Question

A plano convex lens of refractive index 1.5 and radius of curvature 30cm is silvered on its flat surface. Where an object should be placed relative to the silvered lens so as to form a real image of the same size as the object?
A. 10 cm
B. 20 cm
C. 30 cm
D. 60 cm

Answer 1

The power of the lens is reciprocal of the focal length. Use the lens maker’s formula to express the focal length of the convex lens. Use the lens equation to determine the object distance for the size of the image to be equal to the size of the object.

Formula used:
Lens maker’s formula, $\dfrac{1}{{{f_c}}} = \left( {\mu - 1} \right)\left( {\dfrac{1}{{{R_1}}} + \dfrac{1}{{{R_2}}}} \right)$
Here, ${R_1}$ and ${R_2}$ are the radii of curvatures of the convex lens.

Complete step by step answer:
Let us determine the power of the combined lens using the formula,
${P_{com}} = {P_C} + {P_f}$
Here, ${P_C}$ is the power of the convex lens and ${P_f}$ is the power of the flat mirror.
Since the flat surface of the mirror is silvered, its power will be the zero. Therefore, we can write,
${P_{com}} = {P_C}$
We know that the power of the lens is the reciprocal of the focal length. Therefore,
$\dfrac{1}{{{f_{com}}}} = \dfrac{1}{{{f_C}}}$ …… (1)
Here, ${f_C}$ is the focal length of the convex lens.
We have the formula for the focal length of the lens of refractive index $\mu$,$\dfrac{1}{{{f_c}}} = \left( {\mu - 1} \right)\left( {\dfrac{1}{{{R_1}}} + \dfrac{1}{{{R_2}}}} \right)$
Here, ${R_1}$ and ${R_2}$ are the radii of curvatures of the convex lens.

Since the convex lens has symmetric surfaces on both sides, the radii of curvatures of the two surfaces are the same.
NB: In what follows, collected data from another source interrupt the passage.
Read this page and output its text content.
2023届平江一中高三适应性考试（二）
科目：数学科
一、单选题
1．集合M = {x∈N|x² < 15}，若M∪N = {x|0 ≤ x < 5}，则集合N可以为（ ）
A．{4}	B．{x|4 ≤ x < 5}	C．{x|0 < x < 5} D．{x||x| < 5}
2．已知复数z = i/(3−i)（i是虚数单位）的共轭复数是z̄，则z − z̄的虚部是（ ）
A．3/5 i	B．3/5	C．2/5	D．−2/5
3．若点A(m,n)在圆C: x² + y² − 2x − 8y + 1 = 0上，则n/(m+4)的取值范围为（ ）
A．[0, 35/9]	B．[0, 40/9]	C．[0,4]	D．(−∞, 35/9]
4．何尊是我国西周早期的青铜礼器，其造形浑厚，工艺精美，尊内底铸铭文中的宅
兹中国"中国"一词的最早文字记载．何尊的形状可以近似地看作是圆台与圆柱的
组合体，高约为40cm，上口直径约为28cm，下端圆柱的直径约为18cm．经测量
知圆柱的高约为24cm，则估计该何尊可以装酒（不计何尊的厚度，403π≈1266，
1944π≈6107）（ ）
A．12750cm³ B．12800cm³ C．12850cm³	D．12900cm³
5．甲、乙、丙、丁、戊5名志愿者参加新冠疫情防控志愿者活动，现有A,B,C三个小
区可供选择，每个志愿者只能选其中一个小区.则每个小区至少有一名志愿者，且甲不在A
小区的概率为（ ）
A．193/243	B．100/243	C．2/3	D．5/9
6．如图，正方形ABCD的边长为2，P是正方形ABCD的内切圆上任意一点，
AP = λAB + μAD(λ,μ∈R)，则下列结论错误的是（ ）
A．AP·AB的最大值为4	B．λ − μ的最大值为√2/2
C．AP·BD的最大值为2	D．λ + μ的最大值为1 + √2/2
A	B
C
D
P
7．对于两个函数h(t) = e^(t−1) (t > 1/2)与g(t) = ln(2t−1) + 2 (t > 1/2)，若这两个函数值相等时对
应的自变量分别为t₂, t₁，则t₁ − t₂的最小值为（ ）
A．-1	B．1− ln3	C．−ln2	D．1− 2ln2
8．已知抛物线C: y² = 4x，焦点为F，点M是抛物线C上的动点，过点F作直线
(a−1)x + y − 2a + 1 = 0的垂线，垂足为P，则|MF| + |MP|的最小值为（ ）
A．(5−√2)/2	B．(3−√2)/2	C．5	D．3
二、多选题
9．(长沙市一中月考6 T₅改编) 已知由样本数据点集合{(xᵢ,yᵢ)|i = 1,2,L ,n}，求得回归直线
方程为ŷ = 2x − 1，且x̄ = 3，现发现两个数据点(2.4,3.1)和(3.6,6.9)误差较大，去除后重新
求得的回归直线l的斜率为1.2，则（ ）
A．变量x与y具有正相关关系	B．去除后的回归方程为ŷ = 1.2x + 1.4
Therefore,
$\dfrac{1}{{{f_c}}} = \left( {\mu - 1} \right)\left( {\dfrac{1}{{{R_1}}} + \dfrac{1}{{{R_1}}}} \right)$
$\Rightarrow \dfrac{1}{{{f_c}}} = \left( {\mu - 1} \right)\dfrac{2}{{{R_1}}}$
Using the above equation in equation (1), we get,
$\dfrac{1}{{{f_{com}}}} = \left( {\mu - 1} \right)\dfrac{2}{{{R_1}}}$
$\Rightarrow {f_{com}} = \dfrac{{{R_1}}}{{2\left( {\mu - 1} \right)}}$
Substituting ${R_1} = 30\,{\text{cm}}$ and $\mu = 1.5$ in the above equation, we get,
${f_{com}} = \dfrac{{30}}{{2\left( {1.5 - 1} \right)}}$
$\Rightarrow {f_{com}} = \dfrac{{30}}{1}$
$\Rightarrow {f_{com}} = 30\,{\text{cm}}$

For the size of the image to be equal to the size of the object, the image distance must be equal to the object distance. For the real image to produce, the image distance must be the negative. Using the lens equation,
$\dfrac{1}{f} = \dfrac{1}{v} - \dfrac{1}{u}$
Here, v is the object distance and u is the image distance.
Substituting $u = - v$ in the above equation, we get,
$\dfrac{1}{f} = \dfrac{1}{v} - \dfrac{1}{{ - v}}$
$\Rightarrow f = \dfrac{v}{2}$
$\Rightarrow v = 2f$
Substituting $f = 30\,{\text{cm}}$ in the above equation, we get,
$v = 2\left( {30} \right)$
$\therefore v = 60\,{\text{cm}}$
Therefore, the object should be placed at 60 cm from the lens.

So, the correct answer is option D.

Note: Students must know that when the convex lens forms a real image and a virtual image. If the image forms on the same side of the object, the real image of the object is formed. If the image forms on the same side of the object, the image distance is taken as negative. Note that when the size of the image is the same as the size of the object, then the magnification of the lens is 1.